Eric A. Savage, Esq.

Littler Mendelson

Counsel for Harrah's Resort Atlantic City

Douglas S. Stanger, Esq.

Flaster/Greenberg

Chapter 7 Trustee

Before the court is the debtor's motion to reopen her Chapter 7 bankruptcy for purposes of administering a previously undisclosed asset. For the following reasons, the debtor's motion is granted.

FACTS

The debtor, Aubrey Phillips, filed a voluntary Chapter 7 petition on July 20, 2009. The Chapter 7 trustee filed his report of no distribution on August 21, 2009, the debtor received a discharge on October 23, 2009, and the bankruptcy case was closed on October 30, 2009.

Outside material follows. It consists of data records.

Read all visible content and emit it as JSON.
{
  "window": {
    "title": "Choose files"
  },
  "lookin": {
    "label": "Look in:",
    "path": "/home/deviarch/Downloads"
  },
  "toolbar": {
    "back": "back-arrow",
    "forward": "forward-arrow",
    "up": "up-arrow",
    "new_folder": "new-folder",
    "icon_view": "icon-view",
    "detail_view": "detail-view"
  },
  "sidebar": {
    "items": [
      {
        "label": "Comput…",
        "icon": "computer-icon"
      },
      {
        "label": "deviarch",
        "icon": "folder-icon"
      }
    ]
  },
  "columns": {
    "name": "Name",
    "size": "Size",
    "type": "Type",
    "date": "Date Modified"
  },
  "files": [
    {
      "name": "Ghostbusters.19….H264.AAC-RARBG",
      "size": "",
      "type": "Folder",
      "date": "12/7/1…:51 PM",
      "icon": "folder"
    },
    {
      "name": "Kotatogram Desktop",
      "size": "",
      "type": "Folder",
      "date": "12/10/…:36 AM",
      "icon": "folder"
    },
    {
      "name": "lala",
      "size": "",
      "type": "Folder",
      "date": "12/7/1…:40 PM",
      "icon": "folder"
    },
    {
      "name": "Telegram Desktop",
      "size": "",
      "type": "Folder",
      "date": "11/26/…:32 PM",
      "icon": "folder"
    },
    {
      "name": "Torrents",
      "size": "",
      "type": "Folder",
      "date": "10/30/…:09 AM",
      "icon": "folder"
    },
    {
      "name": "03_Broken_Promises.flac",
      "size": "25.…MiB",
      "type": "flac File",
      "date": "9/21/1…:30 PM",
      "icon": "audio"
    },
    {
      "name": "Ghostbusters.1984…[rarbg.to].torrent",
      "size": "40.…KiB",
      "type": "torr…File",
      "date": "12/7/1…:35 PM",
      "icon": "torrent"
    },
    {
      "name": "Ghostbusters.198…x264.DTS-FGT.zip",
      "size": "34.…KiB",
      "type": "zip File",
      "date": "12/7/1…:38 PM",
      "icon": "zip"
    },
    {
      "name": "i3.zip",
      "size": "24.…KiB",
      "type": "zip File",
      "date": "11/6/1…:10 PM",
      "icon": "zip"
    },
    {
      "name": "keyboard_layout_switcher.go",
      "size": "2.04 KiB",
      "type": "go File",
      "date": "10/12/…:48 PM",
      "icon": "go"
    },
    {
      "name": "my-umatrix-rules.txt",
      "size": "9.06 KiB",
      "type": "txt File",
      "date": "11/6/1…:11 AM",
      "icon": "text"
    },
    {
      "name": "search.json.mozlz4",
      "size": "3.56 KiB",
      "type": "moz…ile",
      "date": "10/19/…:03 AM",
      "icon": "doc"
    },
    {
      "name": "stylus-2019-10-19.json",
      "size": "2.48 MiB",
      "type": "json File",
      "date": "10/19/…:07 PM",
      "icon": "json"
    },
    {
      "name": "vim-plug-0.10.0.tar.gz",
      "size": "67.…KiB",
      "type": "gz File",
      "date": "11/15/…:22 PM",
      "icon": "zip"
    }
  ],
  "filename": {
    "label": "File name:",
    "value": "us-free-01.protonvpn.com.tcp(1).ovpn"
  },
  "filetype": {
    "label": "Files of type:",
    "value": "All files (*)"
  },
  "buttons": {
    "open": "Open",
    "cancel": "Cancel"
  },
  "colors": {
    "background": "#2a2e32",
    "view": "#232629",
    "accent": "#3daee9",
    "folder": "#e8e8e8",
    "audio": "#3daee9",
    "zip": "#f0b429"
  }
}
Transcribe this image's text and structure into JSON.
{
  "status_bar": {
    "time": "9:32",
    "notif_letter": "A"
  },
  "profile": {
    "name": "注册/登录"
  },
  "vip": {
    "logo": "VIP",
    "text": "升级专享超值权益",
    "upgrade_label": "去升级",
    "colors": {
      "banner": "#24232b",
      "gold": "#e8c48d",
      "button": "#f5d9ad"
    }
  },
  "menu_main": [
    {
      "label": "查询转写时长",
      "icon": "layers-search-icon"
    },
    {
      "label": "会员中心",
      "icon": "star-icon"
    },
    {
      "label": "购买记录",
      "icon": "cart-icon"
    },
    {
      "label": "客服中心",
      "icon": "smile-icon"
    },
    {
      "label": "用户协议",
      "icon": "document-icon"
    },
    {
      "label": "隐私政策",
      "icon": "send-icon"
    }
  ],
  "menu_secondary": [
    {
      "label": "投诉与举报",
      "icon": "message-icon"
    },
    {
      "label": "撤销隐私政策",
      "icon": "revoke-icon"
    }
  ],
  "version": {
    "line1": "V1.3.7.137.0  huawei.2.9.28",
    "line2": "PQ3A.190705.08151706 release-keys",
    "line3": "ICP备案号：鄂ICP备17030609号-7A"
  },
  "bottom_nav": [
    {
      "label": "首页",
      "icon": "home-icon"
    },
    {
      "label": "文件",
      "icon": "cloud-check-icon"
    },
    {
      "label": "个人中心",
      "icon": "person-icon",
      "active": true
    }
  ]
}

The debtor filed a complaint against Harrah's Resort Atlantic City, in the Superior Court of New Jersey, Law Division, in Atlantic County, No. ATL-L-4506-09, on November 17, 2009, alleging employment discrimination. According to the debtor, she retained her attorney in that action on July 20, 2009, one week after she filed her bankruptcy petition. The record reflects that the debtor contacted attorneys regarding her employment claims at least six months before July 2009, and met with a psychologist to discuss her injuries on August 10, 2009. The debtor did not disclose her claims against Harrah's in her petition, nor did she reveal them at her § 341 meeting, held on August 20, 2009. Because of the debtor's failure to reveal her claim in the bankruptcy proceeding, Harrah's filed a motion for summary judgment in the state court proceeding on February 13, 2012, asserting that the debtor was judicially estopped from bringing these claims.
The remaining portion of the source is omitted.